Growing calls for ambitious climate change action are challenging for governance because such action can trigger backlash.
Why do societies sometimes accept costly public good action, but at other times push back suddenly and reject it? Abrupt and impactful reactions to climate policy actions are increasingly witnessed: Climate Backlash. Examples include the Yellow Vests in France, and acrimonious policy rollbacks in Canada and Australia. Yet, climate governance theory struggles to account for such dynamics, which undermines prospects for ambitious climate action. The challenge of BACKLASH is to empirically study, and to theorise, this type of contentious reaction to policy action.
The aim of the BACKLASH project is to explain how, why, and under which conditions climate backlash emerges in advanced industrial democracies.

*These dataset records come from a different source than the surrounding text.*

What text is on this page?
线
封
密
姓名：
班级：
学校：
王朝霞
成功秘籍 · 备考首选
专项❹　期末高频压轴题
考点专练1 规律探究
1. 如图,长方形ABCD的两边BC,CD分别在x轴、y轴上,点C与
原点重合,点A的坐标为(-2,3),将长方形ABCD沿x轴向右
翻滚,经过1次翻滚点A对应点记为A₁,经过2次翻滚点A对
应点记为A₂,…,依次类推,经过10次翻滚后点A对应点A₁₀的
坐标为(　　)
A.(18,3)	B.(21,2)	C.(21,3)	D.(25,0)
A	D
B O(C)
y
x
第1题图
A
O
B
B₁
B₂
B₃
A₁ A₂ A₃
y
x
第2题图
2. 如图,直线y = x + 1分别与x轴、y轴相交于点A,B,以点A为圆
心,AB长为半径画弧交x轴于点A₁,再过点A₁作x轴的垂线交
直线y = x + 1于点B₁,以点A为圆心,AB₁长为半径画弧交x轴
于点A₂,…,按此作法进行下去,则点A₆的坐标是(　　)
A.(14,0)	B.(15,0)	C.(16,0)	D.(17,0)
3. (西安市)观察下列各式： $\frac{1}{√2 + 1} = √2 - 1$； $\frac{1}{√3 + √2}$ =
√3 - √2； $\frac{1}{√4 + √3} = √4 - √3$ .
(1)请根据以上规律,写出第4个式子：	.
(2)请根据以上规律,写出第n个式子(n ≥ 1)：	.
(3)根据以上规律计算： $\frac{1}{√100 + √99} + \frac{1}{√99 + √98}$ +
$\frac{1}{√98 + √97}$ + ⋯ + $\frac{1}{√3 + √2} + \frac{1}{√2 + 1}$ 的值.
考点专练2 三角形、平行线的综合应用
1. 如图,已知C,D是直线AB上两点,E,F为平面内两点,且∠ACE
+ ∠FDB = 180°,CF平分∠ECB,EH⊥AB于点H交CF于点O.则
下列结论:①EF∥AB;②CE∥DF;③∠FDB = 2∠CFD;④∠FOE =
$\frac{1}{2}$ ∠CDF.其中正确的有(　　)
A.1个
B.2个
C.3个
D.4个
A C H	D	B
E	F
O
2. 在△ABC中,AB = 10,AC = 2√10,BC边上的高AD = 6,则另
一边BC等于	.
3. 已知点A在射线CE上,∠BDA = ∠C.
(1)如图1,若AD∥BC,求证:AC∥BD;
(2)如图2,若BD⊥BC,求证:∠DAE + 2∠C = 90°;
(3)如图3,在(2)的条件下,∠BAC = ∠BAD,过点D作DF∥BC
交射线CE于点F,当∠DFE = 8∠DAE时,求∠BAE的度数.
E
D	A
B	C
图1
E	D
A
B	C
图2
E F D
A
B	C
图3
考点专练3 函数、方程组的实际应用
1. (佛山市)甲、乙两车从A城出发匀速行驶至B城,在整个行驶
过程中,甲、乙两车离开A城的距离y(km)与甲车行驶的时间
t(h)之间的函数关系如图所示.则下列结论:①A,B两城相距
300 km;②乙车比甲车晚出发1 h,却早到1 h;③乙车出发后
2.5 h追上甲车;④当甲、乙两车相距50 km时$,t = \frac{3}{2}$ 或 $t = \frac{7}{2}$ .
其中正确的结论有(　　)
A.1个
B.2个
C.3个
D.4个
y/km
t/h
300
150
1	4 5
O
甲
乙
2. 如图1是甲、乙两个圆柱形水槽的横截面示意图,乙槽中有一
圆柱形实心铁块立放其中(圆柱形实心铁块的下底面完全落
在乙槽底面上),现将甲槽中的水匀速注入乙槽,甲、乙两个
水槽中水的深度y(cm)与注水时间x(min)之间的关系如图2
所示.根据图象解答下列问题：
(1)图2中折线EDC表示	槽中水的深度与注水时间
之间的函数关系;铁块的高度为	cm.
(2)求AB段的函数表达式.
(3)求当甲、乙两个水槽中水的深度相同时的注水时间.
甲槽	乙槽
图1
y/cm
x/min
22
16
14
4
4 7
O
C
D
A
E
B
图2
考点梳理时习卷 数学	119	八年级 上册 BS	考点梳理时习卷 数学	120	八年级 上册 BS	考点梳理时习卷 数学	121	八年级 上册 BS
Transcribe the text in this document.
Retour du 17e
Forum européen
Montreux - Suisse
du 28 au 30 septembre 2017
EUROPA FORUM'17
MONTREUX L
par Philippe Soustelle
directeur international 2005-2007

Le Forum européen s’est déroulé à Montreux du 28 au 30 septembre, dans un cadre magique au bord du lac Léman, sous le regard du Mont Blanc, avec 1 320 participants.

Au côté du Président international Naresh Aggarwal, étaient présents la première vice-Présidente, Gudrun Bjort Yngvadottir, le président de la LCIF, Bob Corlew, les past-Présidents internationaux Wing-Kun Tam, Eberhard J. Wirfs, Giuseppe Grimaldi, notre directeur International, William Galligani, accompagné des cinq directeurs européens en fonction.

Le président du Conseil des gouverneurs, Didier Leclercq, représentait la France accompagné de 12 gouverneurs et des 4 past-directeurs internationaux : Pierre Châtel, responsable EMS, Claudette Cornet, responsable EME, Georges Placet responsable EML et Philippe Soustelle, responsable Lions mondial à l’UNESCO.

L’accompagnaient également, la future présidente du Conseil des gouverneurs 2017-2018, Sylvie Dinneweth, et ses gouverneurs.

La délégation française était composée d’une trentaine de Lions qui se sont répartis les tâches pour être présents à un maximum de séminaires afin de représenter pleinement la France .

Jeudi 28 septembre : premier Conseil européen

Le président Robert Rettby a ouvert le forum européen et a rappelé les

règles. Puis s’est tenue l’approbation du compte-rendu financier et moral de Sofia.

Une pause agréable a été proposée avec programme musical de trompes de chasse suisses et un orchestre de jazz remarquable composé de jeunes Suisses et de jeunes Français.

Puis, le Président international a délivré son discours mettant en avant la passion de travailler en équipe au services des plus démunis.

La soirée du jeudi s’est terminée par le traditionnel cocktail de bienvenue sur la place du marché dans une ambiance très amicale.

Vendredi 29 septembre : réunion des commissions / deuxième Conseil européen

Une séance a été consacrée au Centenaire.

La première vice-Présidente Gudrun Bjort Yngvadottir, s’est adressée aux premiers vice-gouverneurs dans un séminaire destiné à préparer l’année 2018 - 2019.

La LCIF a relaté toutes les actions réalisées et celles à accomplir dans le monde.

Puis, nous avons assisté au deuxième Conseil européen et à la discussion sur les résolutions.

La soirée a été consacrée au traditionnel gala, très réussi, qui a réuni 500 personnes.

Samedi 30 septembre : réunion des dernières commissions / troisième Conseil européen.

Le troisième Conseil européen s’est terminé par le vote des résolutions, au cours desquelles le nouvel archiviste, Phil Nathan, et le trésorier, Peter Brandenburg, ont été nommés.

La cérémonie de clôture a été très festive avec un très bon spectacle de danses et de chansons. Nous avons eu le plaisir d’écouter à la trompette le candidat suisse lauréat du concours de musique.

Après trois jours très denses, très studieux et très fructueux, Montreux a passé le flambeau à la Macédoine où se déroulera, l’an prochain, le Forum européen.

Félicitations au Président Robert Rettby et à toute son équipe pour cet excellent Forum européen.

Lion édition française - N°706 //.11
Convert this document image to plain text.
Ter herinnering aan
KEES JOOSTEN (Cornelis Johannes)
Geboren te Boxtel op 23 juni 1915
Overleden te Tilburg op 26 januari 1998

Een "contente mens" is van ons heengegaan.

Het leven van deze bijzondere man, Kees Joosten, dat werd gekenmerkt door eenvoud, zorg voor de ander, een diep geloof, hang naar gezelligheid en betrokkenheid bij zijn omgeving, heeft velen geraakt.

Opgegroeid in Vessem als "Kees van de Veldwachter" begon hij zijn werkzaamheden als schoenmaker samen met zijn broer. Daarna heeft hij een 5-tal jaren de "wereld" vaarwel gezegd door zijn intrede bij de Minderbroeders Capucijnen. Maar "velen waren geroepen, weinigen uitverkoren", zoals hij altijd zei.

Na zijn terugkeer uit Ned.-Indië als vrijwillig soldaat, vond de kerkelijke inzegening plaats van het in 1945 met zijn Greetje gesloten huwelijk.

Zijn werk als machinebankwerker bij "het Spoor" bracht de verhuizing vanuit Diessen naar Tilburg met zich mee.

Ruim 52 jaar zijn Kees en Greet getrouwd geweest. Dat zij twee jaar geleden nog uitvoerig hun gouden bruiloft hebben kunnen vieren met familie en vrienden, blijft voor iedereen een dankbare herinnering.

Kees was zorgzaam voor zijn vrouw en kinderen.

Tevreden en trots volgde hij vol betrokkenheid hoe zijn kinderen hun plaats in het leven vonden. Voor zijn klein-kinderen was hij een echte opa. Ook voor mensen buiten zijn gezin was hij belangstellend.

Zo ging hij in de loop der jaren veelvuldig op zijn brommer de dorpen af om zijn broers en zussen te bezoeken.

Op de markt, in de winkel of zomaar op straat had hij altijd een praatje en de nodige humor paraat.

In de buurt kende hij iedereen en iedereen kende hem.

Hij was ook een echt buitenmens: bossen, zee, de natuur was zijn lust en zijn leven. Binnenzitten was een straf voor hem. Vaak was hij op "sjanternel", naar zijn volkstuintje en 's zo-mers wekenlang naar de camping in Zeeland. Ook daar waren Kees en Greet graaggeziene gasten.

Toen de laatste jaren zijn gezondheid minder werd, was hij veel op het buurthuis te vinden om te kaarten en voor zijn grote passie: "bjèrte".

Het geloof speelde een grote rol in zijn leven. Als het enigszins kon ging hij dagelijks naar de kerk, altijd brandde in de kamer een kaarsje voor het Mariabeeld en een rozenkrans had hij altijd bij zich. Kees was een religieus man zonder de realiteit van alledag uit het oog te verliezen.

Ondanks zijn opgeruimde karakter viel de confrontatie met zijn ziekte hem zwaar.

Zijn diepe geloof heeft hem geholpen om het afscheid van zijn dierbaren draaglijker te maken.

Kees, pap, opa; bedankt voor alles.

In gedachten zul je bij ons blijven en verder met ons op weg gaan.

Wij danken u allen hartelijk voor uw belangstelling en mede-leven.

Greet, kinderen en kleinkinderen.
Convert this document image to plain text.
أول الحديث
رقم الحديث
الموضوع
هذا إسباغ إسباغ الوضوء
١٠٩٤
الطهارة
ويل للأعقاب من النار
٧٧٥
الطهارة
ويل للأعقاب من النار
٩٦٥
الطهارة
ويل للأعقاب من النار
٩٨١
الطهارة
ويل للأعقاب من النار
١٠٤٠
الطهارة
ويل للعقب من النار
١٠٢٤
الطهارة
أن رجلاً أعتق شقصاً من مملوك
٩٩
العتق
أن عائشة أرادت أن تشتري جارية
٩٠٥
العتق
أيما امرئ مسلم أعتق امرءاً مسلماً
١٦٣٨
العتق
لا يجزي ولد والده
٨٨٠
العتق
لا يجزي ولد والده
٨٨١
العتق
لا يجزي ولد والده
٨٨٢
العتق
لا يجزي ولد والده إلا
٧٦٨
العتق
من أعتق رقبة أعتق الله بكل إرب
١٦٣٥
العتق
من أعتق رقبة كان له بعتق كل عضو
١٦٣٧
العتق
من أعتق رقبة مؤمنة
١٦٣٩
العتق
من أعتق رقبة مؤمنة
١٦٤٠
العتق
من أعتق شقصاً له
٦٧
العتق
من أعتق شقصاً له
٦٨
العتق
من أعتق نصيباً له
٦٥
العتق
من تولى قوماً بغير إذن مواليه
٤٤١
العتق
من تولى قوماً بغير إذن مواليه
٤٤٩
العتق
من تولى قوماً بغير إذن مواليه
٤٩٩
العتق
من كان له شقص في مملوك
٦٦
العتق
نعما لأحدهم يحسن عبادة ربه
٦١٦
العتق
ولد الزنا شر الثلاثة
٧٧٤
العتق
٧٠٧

The specific objectives are to:
- Identify the configurational drivers of climate backlash across varying national contexts,
- Determine the mechanisms and processes by which climate backlash occurs within specific national contexts,
- Establish whether and how climate backlash diffuses within and between countries, and
- Explain the forms and variation of climate backlash across contexts.
To do this, the BACKLASH project will conduct a two-level study of 36 OECD countries, and 4 in-depth national cases of climate policy, namely Australia, Canada, France, United Kingdom.
Overall, the BACKLASH project tackles a new challenging empirical circumstances confronting climate governance. This will open up new frontiers for the interdisciplinary study of backlash to policy in addressing contentious collective problems, with implications for understanding policy-society dynamics in a turbulent world.
The BACKLASH project is led by dr. James Patterson, Assistant Professor in the Copernicus Institute of Sustainable Development. The project is funded for five years (2021-2026) through a Starting Grant awarded by the European Research Council (Grant agreement No. 949332).